During testing we discovered that one of the 3 hosts was causing the issue, when it was removed from the cluster, no problems, when it was in the cluster the CSV in question would randomly go into redirected mode. Logs of the SAN and Hyper-V hosts turned up nothing and all the cluster tests passed perfectly.
Unfortunately during our testing, we encountered a bigger problem. When bringing the faulty host back online for the 3rd time, the CSV itself disappeared on the 2 healthy hosts, the CSV was still visible on the 3rd host. We promptly removed the 3rd host from the cluster but the CSV did not reappear on the 2 healthy hosts.
What didn't work
We tried a number of processes to get the volume to re-appear.
- Rescanning/refreshing in Disk Manager
- Deleting and re-adding the CSV
- Repairing the CSV
- Restarting the Hyper-V hosts
- Removing the faulty host from the SAN LUN zones
At this point we were a little worried, our primary CSV was displayed in windows as an empty disk (as above) With the Failover Cluster tools we checked out the DiskSignature and we were greeted with a grim 0.
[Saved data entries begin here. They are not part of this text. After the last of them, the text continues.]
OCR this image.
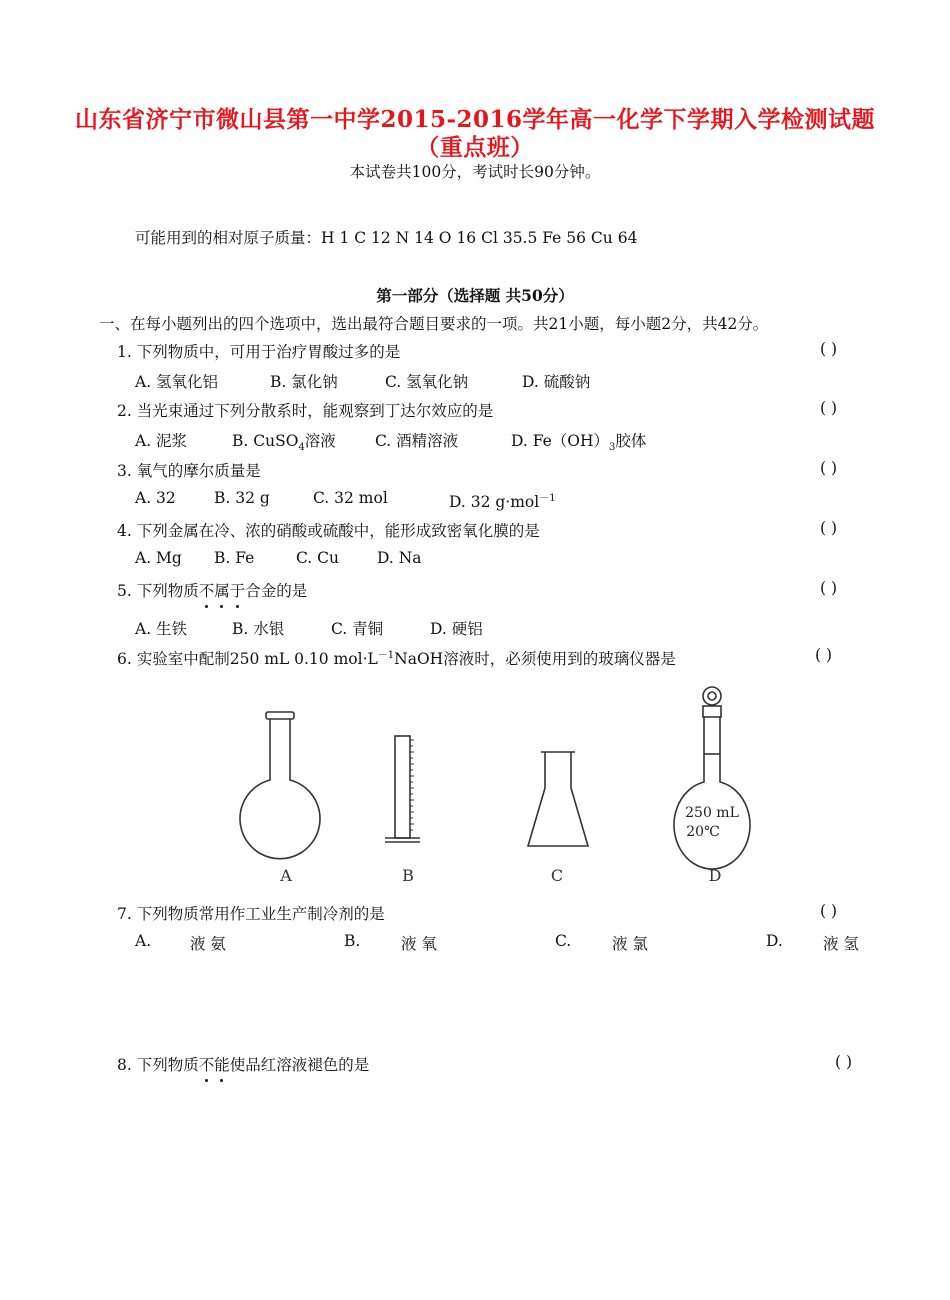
山东省济宁市微山县第一中学2015-2016学年高一化学下学期入学检测试题
（重点班）
本试卷共100分，考试时长90分钟。
可能用到的相对原子质量：H 1 C 12 N 14 O 16 Cl 35.5 Fe 56 Cu 64
第一部分（选择题 共50分）
一、在每小题列出的四个选项中，选出最符合题目要求的一项。共21小题，每小题2分，共42分。
1. 下列物质中，可用于治疗胃酸过多的是	( )
A. 氢氧化铝	B. 氯化钠	C. 氢氧化钠	D. 硫酸钠
2. 当光束通过下列分散系时，能观察到丁达尔效应的是	( )
A. 泥浆	B. CuSO$_4$溶液	C. 酒精溶液	D. $Fe(OH)_3$胶体
3. 氧气的摩尔质量是	( )
A. 32 B. 32 g	C. 32 mol	D. 32 g·mol$^{-1}$
4. 下列金属在冷、浓的硝酸或硫酸中，能形成致密氧化膜的是	( )
A. Mg B. Fe	C. Cu D. Na
5. 下列物质不属于合金的是	( )
A. 生铁	B. 水银	C. 青铜	D. 硬铝
6. 实验室中配制250 mL 0.10 $mol\cdot L^{-1}NaOH$溶液时，必须使用到的玻璃仪器是	( )
250 mL
20℃
A	B	C	D
7. 下列物质常用作工业生产制冷剂的是	( )
A.	液 氨	B.	液 氧	C.	液 氯	D.	液 氢
8. 下列物质不能使品红溶液褪色的是	( )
Command: cluster resource VMs /priv
D VMs DiskSignature 0 (0x0)
Scanning the FailoverClustering event logs we turned up the following events:
Event ID: 1568
Source: FailoverClustering
Cluster physical disk resource 'VMs' cannot be brought online because the associated disk could not be found. The expected signature of the disk was 'F62FC592'. If the disk was replaced or restored, in the Failover Cluster Manager snap-in, you can use the Repair function (in the properties sheet for the disk) to repair the new or restored disk. If the disk will not be replaced, delete the associated disk resource.
and
Event ID: 1568
Source: FailoverClustering
Cluster disk resource 'VMs' found the disk identifier to be stale. This may be expected if a restore operation was just performed or if this cluster uses replicated storage. The DiskSignature or DiskUniqueIds property for the disk resource has been corrected.
This was repeated over and over, the Cluster was trying to repair the problem but not having any success.
The Solution
After reading this thread we noticed in the last post a user mentioned "a Microsoft tech fixed the problem, the disk first sector was corrupted" We decided a partition table scan and re-write were worth a shot.
Using testdisk I was able to successfully recover the volume by first analyzing the disk for partitions then writing the changes.
I then re-wrote the disk signature (which I found in the FailoverClustering logs, as per above) to the volume using the below command.
CLUSTER RESOURCE VMs DiskSignature F62FC592
The volume then successfully came online, phew and all within my outage window!